06/04/2020 às 12h55min - Atualizada em 06/04/2020 às 12h55min

O Fundo foi para o espaço?

José Renato Nalini
A Amazônia, com carradas de razão, é uma preocupação mundial. Basta um pouco de leitura e ouvidos atentos para a comunidade científica internacional para a inevitável conclusão de que o planeta precisa dela, o quão possível intacta, para não abrasar em fogo. O aquecimento global não é lenda. É uma evidência comprovada e causadora de transtornos que muitos povos já experimentam. Inclusive o Brasil.

            Há tempos iniciou-se a escalada de destruição do verde, sob argumento de que a floresta impede o aumento da produtividade. Não é verdade. Ao menos, não é uma verdade absoluta.

            Há inúmeras glebas que foram abandonadas, naquela exploração bem insensata, própria de quem só pensa no “hoje” e se esquece do “amanhã”. Primeiro destrói-se a cobertura vegetal que levou milhares de anos para adquirir essa consistência. Depois incendeia-se. Em seguida, planta-se soja, ou cana-de-açúcar. Depauperada a terra, ela vira pasto. Quando o pasto acaba, o território é um deserto.

            Em lugar de recuperar essas áreas, prefere-se continuar a devastar. Ignora-se o tesouro incalculável da biodiversidade, sequer ainda inteiramente conhecida, mas já condenada à extinção. Países civilizados se interessam pela salvação da última grande floresta tropical, que não é só brasileira. Ela pertence – territorialmente – a vários países. Mas, como fator de equilíbrio do clima e do regime de chuvas, ela interessa a toda a humanidade.

            Com a notícia do “liberou geral”, cujo termo inicial foi a revogação do Código Florestal, recrudesceu a onda devastadora.

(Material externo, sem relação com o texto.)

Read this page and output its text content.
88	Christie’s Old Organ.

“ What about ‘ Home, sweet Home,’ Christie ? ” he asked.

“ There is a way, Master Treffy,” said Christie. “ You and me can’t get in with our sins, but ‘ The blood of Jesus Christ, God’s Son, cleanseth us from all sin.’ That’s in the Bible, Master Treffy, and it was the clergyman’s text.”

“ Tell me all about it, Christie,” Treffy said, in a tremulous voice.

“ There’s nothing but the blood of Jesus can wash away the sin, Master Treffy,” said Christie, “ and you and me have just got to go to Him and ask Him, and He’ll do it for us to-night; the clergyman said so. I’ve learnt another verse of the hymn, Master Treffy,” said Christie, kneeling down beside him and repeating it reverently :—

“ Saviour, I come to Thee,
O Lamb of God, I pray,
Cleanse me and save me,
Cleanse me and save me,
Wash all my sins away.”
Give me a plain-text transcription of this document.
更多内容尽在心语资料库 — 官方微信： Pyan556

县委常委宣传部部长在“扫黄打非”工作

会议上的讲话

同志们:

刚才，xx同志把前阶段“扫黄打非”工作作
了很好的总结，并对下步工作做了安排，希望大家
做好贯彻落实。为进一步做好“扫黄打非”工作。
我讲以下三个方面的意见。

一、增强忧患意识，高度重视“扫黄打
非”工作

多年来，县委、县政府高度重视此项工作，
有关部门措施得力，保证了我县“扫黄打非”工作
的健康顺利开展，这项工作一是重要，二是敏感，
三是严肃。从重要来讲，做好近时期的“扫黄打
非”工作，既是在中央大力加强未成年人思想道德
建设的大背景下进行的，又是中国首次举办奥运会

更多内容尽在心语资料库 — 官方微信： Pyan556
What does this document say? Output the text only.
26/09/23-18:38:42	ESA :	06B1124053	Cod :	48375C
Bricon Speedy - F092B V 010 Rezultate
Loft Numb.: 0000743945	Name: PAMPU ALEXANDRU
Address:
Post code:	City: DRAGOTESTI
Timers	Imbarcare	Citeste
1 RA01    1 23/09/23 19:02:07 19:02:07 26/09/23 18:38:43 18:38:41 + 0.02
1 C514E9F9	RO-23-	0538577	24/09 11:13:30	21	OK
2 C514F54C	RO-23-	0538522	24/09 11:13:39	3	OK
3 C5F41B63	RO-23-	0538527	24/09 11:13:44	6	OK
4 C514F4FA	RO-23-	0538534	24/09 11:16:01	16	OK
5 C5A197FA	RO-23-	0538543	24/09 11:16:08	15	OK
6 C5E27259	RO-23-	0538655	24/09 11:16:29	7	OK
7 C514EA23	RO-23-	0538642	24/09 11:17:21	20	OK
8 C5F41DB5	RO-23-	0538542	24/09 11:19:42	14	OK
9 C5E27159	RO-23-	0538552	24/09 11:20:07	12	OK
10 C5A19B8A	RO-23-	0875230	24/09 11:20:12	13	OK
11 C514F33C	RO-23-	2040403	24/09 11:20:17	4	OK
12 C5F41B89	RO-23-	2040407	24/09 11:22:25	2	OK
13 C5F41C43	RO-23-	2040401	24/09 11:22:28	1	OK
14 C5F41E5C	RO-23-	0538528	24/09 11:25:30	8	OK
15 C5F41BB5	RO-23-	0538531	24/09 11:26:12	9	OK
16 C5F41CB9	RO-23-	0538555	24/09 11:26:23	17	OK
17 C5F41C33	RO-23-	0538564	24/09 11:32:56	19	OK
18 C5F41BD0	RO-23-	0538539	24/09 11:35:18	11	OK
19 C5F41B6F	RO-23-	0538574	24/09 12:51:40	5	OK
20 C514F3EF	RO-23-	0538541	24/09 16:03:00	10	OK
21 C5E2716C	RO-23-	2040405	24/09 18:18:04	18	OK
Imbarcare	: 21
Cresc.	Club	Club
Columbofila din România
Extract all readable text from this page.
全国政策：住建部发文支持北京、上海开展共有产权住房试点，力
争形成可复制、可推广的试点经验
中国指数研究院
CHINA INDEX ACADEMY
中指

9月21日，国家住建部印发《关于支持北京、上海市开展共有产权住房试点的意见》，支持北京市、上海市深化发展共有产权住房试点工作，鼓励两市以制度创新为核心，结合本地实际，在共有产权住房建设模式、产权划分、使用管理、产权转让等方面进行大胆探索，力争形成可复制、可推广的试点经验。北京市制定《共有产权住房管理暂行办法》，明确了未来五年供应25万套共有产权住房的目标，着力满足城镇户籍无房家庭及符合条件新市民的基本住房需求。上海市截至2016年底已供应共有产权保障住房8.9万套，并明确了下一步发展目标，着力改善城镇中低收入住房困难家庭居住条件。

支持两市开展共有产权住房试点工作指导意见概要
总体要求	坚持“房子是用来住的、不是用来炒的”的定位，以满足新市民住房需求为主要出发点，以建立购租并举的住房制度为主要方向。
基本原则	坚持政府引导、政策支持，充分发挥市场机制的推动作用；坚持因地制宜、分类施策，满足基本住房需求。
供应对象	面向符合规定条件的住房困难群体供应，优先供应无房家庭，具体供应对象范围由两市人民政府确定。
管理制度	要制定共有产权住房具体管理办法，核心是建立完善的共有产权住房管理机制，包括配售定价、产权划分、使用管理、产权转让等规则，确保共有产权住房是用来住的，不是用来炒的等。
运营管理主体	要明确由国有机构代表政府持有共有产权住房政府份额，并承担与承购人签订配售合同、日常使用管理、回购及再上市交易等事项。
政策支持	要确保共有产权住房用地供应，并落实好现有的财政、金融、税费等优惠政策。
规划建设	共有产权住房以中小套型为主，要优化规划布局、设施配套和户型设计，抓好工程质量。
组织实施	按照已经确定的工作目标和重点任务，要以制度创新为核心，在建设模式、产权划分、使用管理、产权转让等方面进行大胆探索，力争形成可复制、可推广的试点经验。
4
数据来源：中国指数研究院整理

Foi o suficiente para que a Alemanha deixasse de repassar 155 milhões de reais e a Noruega também suspendesse 133 milhões, recursos do “Fundo de Proteção à Amazônia”.

            Na mesma semana, anunciou-se que faltava dinheiro para quase tudo, principalmente para funcionar a inflada estrutura funcional da União onipotente. O anúncio foi noticiado pela mídia espontânea e repercutiu nas redes sociais. O incrível é que o Brasil tenha rechaçado a contribuição estrangeira. Como se estivéssemos nadando em ouro.

            Pobre Pátria que viu crescer a miséria, o desemprego, o desalento e a incapacidade de enxergar o que se passa num planeta cada vez mais frágil e cada vez mais negligenciado, principalmente por parte daqueles que têm o dever legal, a obrigação patriótica, a responsabilidade ética por entrega-lo em condições de sobrevivência digna para os que ainda não nasceram.

*José Renato Nalini é Reitor da UNIREGISTRAL, docente da Pós-Graduação da UNINOVE e autor de “Ética Ambiental”, 4ª ed., RT-Thomson Reuters.